Looking ahead, we are committed to expanding support for additional high-value differentiators, including:

- **True On-Policy training**
- **FP8 pipeline optimization**
- **Rollout Routing Replay (R3)**
- **INT4 QAT**
- **DeepEP**
- **Speculative decoding**

Our goal is not only feature parity, but continuous performance and capability improvements aligned with the evolving Miles roadmap.

## Summary

Reinforcement learning is now a core stage of foundation-model development. With ROCm support for Miles, AMD GPU users can run modern RL pipelines—including distributed rollouts and GRPO training—on MI300/350-class clusters today.

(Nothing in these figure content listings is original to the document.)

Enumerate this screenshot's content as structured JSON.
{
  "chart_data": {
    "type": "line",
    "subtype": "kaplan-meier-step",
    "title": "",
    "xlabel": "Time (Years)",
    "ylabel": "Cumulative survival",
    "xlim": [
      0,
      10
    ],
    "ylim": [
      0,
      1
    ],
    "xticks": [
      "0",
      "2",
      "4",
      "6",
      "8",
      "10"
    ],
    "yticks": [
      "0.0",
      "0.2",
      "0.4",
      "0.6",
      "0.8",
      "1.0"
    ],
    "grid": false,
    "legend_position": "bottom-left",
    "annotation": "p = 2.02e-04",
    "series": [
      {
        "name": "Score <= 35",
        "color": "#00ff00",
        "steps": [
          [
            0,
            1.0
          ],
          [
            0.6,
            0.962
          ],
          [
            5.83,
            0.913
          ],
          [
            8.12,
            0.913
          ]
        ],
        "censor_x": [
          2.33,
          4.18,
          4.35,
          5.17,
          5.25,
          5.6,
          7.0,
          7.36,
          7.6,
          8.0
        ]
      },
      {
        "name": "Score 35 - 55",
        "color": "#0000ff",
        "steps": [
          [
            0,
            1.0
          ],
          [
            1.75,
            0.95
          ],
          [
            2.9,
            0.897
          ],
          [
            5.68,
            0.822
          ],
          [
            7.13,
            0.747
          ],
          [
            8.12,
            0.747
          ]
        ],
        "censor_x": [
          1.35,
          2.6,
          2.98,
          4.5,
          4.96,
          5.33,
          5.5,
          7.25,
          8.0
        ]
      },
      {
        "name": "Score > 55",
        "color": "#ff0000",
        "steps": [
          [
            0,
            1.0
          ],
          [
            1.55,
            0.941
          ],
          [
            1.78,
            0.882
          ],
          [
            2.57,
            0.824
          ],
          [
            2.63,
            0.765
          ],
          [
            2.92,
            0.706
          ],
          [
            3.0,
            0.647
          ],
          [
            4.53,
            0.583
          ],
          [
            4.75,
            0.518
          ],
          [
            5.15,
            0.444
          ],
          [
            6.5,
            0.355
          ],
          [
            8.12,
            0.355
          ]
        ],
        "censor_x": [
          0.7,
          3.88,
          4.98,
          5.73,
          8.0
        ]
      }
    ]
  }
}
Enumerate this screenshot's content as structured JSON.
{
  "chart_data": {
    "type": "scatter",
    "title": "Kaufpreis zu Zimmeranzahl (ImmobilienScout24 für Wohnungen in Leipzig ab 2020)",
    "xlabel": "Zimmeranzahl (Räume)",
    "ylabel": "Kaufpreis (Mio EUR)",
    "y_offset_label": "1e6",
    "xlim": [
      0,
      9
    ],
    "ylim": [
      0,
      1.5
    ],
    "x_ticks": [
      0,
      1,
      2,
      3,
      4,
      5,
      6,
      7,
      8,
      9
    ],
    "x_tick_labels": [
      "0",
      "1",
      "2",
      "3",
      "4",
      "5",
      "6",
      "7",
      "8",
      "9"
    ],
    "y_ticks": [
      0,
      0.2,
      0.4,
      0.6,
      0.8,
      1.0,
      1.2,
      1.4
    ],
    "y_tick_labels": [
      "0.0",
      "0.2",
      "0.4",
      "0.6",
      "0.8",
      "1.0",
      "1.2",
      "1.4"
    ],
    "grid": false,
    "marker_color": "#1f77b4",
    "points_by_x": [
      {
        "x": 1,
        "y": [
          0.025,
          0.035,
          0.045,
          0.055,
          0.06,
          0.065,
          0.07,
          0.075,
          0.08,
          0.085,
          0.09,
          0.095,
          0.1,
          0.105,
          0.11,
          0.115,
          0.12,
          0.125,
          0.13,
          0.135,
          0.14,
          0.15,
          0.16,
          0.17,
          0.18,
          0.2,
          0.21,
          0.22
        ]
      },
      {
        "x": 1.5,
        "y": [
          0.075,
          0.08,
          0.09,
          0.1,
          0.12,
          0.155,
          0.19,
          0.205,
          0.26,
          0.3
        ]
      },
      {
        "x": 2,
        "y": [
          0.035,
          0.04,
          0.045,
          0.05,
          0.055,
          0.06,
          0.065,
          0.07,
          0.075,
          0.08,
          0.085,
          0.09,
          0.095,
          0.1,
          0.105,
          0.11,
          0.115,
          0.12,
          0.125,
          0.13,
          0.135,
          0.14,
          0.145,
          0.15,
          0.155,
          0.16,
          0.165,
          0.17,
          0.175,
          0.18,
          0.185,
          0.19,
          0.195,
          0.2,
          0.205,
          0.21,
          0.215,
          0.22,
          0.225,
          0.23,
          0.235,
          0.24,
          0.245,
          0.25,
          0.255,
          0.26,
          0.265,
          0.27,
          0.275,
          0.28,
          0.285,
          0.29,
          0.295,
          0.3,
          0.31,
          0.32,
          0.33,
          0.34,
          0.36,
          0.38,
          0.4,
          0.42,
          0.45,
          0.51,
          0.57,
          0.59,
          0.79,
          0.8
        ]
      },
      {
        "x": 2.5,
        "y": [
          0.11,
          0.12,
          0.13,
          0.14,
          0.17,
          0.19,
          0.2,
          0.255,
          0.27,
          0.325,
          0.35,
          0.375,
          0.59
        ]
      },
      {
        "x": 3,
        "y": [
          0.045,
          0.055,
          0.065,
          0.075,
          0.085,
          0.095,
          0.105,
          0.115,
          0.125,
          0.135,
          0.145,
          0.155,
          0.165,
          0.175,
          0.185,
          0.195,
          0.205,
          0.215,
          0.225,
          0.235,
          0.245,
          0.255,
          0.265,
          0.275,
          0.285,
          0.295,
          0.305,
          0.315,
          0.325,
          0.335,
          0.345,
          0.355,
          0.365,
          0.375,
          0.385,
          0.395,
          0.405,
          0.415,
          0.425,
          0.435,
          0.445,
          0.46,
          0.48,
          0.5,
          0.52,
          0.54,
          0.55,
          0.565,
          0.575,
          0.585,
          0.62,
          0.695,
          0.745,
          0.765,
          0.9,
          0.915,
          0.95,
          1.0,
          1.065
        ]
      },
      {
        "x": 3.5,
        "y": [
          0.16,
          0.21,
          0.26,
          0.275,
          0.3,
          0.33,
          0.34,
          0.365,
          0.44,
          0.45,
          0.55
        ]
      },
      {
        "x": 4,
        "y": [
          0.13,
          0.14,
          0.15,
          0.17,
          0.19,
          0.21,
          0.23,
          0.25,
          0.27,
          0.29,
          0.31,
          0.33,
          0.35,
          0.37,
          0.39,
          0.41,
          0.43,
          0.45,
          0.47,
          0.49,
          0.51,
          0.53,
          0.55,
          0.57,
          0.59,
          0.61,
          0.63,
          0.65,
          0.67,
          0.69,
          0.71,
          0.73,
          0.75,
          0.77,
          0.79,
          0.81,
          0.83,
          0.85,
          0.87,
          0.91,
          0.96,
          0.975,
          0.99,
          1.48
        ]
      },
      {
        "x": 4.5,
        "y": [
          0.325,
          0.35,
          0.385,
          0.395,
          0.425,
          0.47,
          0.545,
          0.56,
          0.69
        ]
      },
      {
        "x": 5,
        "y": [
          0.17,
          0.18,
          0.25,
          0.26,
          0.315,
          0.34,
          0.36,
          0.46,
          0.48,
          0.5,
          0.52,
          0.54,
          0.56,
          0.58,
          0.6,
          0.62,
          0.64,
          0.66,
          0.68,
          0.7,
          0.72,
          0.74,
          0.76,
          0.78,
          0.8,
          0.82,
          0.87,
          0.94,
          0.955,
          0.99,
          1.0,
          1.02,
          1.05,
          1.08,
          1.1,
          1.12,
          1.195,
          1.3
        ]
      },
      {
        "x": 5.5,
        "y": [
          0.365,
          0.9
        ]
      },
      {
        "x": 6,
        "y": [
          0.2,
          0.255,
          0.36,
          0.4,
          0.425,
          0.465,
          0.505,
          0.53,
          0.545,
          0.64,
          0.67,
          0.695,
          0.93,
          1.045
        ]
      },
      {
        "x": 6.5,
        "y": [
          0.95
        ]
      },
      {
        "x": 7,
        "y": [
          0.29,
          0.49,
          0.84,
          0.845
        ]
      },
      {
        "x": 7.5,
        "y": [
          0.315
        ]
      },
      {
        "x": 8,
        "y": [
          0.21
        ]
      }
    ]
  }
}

This work expands hardware portability across the PyTorch ecosystem and lowers the barrier for large-scale RL experimentation on AMD GPUs. AMD is committed to continuous support involving Miles features.

## References

- Miles repository: [https://github.com/radixark/miles](https://github.com/radixark/miles)
- Miles ROCm tutorial: [https://github.com/radixark/miles/blob/main/docs/en/platform_support/amd_tutorial.md](https://github.com/radixark/miles/blob/main/docs/en/platform_support/amd_tutorial.md)
- ROCm slime blog: [https://rocm.blogs.amd.com/artificial-intelligence/slime/README.html](https://rocm.blogs.amd.com/artificial-intelligence/slime/README.html)

### Sample trajectory

<details>
<summary>Click to expand sample trajectory</summary>

**question**

Solve the following math problem step by step. The last line of your response should be of the form Answer: \boxed{$Answer} where $Answer is the answer to the problem.
Find the sum of the four least positive integers each of whose digits add to $12$.
Remember to put your answer on its own line after "Answer:".

---

**turn 1:**

To solve the problem of finding the sum of the four least positive integers each of whose digits add to 12, we'll need to systematically generate numbers starting from the smallest possible and check their digit sums. The key is to begin with the smallest numbers and proceed upwards until we have the first four that meet the criteria. Let's use code to automate this process.

```json
{"name": "execute_python_code", "arguments": {"code": "def digit_sum(n):\n return sum(int(d) for d in str(n))\n\nnumbers = []\ncurrent = 39\nwhile len(numbers) < 4:\n if digit_sum(current) == 12:\n numbers.append(current)\n current += 1\n\nprint(numbers)"}}
```

python output: `[39, 48, 57, 66]`

---

**turn 2:**

The code generates the first four numbers whose digits sum to 12, which are 39, 48, 57, and 66. Now, we need to calculate their sum.

```json
{"name": "execute_python_code", "code": "sum_numbers = sum([39, 48, 57, 66])\nprint(sum_numbers)"}
```

python output:

Error: Validation failed for input parameters: 1 validation error for Execute_python_codeTool code Field required

---

**turn 3:**

The sum of these four numbers is calculated to be 210. This confirms that the four smallest numbers are indeed 39, 48, 57, and 66, and their sum is 210.
Therefore, the answer is 210.

Answer: \boxed{210}

---

_meta: label=210, reward=1.0_

This trajectory shows both current capability and current gap:
- The model uses tools correctly in turn 1 to derive key intermediate values.
- In turn 2, it still makes a tool-call schema mistake (code passed directly instead of arguments.code).
- Turn 3, it fails to correct code and resorts to just using its math skill to sum the numbers and get the final answer.

With more training, turn 3 will ideally fix the code error and produce right output.